Last but not least, sitting and watching is just not a great way to learn anything. This can be easy and comfortable and may be what many learners are used to. But if you really want to learn something, you usually have to get your hands dirty. You need to solve problems, write, debate, or anything else that activates your brain. There’s a reason we call watching TV “mindless entertainment” and “brain rot” is the word the Oxford Dictionary uses in 2024. Learning cannot be a passive process.
If we want students to learn, we can’t just entertain them. We must engage them instead. We need to provide each learner with sufficiently challenging content and give them the support they need to achieve mastery. We need to connect the content we teach to the issues that concern our young people.
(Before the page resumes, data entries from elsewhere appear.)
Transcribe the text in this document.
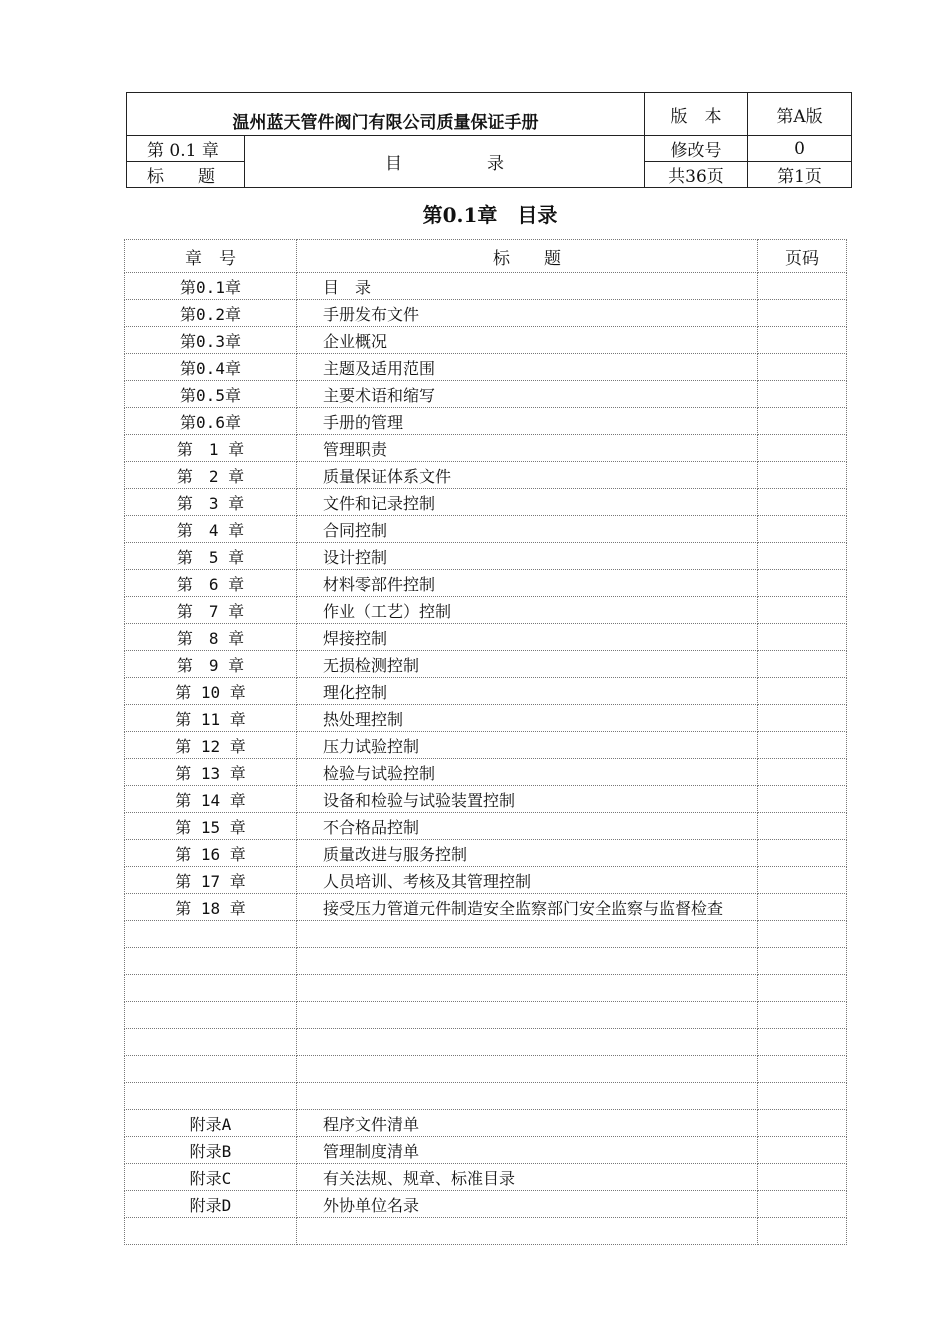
温州蓝天管件阀门有限公司质量保证手册		版　本	第A版
第 0.1 章	目　　　　　录	修改号	0
标　　题		共36页	第1页
第0.1章　目录
章　号	标　　题	页码
第0.1章	目　录	
第0.2章	手册发布文件	
第0.3章	企业概况	
第0.4章	主题及适用范围	
第0.5章	主要术语和缩写	
第0.6章	手册的管理	
第　1 章	管理职责	
第　2 章	质量保证体系文件	
第　3 章	文件和记录控制	
第　4 章	合同控制	
第　5 章	设计控制	
第　6 章	材料零部件控制	
第　7 章	作业（工艺）控制	
第　8 章	焊接控制	
第　9 章	无损检测控制	
第 10 章	理化控制	
第 11 章	热处理控制	
第 12 章	压力试验控制	
第 13 章	检验与试验控制	
第 14 章	设备和检验与试验装置控制	
第 15 章	不合格品控制	
第 16 章	质量改进与服务控制	
第 17 章	人员培训、考核及其管理控制	
第 18 章	接受压力管道元件制造安全监察部门安全监察与监督检查	

附录A	程序文件清单	
附录B	管理制度清单	
附录C	有关法规、规章、标准目录	
附录D	外协单位名录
And we, as educators, must sit down with the young people we serve, get to know them as human beings, show them that we believe in them, and show them that if they apply themselves, it There’s no limit to what they can accomplish. The potential of our students is endless. We just need to help them unlock it.
Even the most entertaining conference in the world can’t achieve this.
For the sake of our teachers and our young people, if McMahon is confirmed as Secretary of Education, I wish her all the best. I hope she runs the Department of Education as effectively as she ran the WWE. And I hope she remembers that education and entertainment are fundamentally different activities.